Independent Learning Dynamics for Stochastic Games: Convergence and Finite-Time Analysis
Reinforcement learning (RL) has had tremendous successes in many artificial intelligence applications. Many of the forefront applications of RL involve multiple agents, e.g., playing chess and Go games, autonomous driving, and robotics. Unfortunately, classical RL framework is inappropriate for multi-agent learning as it assumes an agent's environment is stationary and does not take into account the adaptive nature of opponent behavior. In this talk, I focus on stochastic games for multi-agent reinforcement learning in dynamic environments and develop independent learning dynamics for stochastic games: each agent is myopic and chooses best-response type actions to other agents' strategies independently, meaning without any coordination with her opponents. There has been limited progress on developing convergent best-response type independent learning dynamics for stochastic games. I will present our recently proposed independent learning dynamics that guarantee convergence in zero-sum stochastic games. We then focus on the minimal information setting where agents do not observe opponent's actions, but only observe the payoff they receive at each round. We present payoff-based and independent learning dynamics for such settings and provide finite-time guarantees using a novel coupled Lyapunov drift approach.

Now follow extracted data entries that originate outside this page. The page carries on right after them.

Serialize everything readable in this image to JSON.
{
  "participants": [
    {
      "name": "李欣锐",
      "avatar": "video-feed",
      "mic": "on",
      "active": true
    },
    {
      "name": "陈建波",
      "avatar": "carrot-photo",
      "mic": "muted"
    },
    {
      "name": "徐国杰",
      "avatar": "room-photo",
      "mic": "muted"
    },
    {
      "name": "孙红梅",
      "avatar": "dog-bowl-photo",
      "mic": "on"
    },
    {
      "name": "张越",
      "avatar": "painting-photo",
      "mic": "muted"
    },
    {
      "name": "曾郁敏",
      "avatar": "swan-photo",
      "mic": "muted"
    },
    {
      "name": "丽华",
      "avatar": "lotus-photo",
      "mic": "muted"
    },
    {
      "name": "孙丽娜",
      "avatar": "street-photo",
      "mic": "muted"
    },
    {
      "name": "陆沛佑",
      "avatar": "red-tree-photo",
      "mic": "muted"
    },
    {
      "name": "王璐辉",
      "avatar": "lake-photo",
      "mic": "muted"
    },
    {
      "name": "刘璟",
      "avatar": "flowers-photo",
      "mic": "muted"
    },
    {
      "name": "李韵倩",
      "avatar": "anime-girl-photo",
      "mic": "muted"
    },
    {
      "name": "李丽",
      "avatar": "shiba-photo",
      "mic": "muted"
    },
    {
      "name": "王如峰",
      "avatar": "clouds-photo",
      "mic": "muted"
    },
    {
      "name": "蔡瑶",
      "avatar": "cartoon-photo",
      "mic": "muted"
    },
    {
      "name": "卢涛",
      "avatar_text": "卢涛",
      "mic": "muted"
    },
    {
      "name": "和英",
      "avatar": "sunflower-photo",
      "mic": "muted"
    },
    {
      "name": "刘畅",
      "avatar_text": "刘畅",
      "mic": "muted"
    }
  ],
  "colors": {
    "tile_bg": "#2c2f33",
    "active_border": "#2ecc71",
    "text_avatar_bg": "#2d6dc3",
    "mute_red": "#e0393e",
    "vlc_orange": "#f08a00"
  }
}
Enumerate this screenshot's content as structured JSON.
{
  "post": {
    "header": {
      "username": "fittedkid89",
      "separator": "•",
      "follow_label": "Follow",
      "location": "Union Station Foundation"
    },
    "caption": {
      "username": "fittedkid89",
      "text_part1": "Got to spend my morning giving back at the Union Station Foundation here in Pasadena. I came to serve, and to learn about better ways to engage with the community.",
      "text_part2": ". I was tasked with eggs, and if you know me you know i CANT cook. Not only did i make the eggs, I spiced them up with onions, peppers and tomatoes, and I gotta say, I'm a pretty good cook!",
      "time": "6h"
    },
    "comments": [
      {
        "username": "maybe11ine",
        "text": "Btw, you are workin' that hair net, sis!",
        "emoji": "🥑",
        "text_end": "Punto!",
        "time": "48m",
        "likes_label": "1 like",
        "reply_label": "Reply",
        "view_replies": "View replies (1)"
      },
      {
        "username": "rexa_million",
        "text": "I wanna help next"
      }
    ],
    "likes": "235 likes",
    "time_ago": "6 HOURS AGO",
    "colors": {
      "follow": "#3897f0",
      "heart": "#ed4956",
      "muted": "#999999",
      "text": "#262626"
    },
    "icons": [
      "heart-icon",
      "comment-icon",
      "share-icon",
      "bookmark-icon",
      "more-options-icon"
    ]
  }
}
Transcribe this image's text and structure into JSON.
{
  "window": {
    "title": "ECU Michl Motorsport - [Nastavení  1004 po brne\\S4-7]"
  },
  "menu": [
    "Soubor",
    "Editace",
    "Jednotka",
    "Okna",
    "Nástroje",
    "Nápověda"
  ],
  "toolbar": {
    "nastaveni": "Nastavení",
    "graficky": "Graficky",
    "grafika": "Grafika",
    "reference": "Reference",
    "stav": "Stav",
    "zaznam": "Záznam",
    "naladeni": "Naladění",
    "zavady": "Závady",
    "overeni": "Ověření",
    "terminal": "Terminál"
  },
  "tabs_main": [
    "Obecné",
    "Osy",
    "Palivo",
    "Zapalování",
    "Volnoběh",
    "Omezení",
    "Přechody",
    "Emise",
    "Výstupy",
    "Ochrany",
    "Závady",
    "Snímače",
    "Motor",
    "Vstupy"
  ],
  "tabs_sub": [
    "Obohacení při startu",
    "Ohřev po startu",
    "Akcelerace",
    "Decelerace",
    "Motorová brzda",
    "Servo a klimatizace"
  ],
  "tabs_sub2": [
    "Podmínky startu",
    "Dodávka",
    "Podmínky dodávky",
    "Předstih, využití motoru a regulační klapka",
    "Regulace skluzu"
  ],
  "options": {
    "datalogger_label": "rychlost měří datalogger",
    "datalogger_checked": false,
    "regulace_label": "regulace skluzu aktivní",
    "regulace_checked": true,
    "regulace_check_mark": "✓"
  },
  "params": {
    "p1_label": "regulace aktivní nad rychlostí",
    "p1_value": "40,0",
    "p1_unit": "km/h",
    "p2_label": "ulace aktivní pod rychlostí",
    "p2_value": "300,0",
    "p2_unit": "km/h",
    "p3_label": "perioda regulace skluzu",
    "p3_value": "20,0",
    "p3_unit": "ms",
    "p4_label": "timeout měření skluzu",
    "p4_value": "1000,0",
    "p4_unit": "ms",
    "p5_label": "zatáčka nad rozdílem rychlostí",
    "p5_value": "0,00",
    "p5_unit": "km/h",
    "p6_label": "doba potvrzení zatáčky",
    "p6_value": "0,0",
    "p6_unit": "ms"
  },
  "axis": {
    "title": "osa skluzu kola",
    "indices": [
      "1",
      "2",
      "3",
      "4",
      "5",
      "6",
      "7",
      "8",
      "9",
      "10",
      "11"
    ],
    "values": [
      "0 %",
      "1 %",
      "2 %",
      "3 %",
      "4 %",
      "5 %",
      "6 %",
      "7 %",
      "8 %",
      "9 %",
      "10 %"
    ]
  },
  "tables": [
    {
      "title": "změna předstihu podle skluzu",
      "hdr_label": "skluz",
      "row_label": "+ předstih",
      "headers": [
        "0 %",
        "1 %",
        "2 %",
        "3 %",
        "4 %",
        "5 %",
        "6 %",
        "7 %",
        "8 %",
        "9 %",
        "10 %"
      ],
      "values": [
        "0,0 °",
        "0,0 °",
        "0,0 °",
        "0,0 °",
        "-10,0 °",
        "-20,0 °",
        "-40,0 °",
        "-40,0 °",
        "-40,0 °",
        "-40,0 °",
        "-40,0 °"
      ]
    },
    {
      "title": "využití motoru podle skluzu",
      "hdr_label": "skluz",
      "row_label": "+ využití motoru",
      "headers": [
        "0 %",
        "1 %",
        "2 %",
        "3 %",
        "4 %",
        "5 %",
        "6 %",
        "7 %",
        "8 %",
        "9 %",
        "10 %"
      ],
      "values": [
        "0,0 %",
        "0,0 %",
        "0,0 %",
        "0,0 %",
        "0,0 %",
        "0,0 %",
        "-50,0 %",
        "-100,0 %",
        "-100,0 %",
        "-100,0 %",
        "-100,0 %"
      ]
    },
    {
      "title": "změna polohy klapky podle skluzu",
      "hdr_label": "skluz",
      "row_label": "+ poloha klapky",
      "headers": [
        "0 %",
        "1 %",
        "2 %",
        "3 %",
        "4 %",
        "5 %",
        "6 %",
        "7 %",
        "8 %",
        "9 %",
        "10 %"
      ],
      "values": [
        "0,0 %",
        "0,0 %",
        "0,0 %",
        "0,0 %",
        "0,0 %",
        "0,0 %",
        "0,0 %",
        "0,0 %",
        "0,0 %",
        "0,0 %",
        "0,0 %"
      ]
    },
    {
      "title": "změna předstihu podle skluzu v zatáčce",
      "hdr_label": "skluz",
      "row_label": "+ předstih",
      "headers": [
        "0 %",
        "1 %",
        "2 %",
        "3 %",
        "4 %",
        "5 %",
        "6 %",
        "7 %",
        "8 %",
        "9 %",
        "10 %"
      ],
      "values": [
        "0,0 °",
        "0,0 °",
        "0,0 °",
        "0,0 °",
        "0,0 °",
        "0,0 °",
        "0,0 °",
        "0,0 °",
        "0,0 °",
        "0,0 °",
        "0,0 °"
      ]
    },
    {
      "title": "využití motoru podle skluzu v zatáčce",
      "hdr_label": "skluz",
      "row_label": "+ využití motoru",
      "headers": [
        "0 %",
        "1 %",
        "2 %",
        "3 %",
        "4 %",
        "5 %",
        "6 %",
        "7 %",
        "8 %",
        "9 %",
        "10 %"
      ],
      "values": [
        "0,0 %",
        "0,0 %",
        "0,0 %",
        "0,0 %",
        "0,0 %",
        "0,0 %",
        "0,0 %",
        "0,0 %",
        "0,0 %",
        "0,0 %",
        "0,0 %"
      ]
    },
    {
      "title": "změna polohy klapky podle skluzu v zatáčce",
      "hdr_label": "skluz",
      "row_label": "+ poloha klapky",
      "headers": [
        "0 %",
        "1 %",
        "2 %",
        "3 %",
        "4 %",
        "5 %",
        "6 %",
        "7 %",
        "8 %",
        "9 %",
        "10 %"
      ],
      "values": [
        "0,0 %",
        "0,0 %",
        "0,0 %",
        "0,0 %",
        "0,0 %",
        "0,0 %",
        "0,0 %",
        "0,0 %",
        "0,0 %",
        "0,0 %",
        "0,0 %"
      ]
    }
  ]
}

Bio: Asu Ozdaglar is the Mathworks Professor of Electrical Engineering and Computer Science
(EECS) at the Massachusetts Institute of Technology (MIT). She is the department head of EECS and deputy dean of academics of the Schwarzman College of Computing at MIT. Her research expertise includes optimization, machine learning, economics, and networks. Her recent research focuses on designing incentives and algorithms for data-driven online systems with many diverse human-machine participants. She has investigated issues of data ownership and markets, spread of misinformation on social media, economic and financial contagion, and social learning.
Professor Ozdaglar is the recipient of a Microsoft fellowship, the MIT Graduate Student Council Teaching award, the NSF Career award, the 2008 Donald P. Eckman award of the American Automatic Control Council, the 2014 Spira teaching award, and Keithley, Distinguished School of Engineering and Mathworks professorships. She is an IEEE fellow, IFAC fellow, and was selected as an invited speaker at the International Congress of Mathematicians. She received her Ph.D. degree in electrical engineering and computer science from MIT in 2003.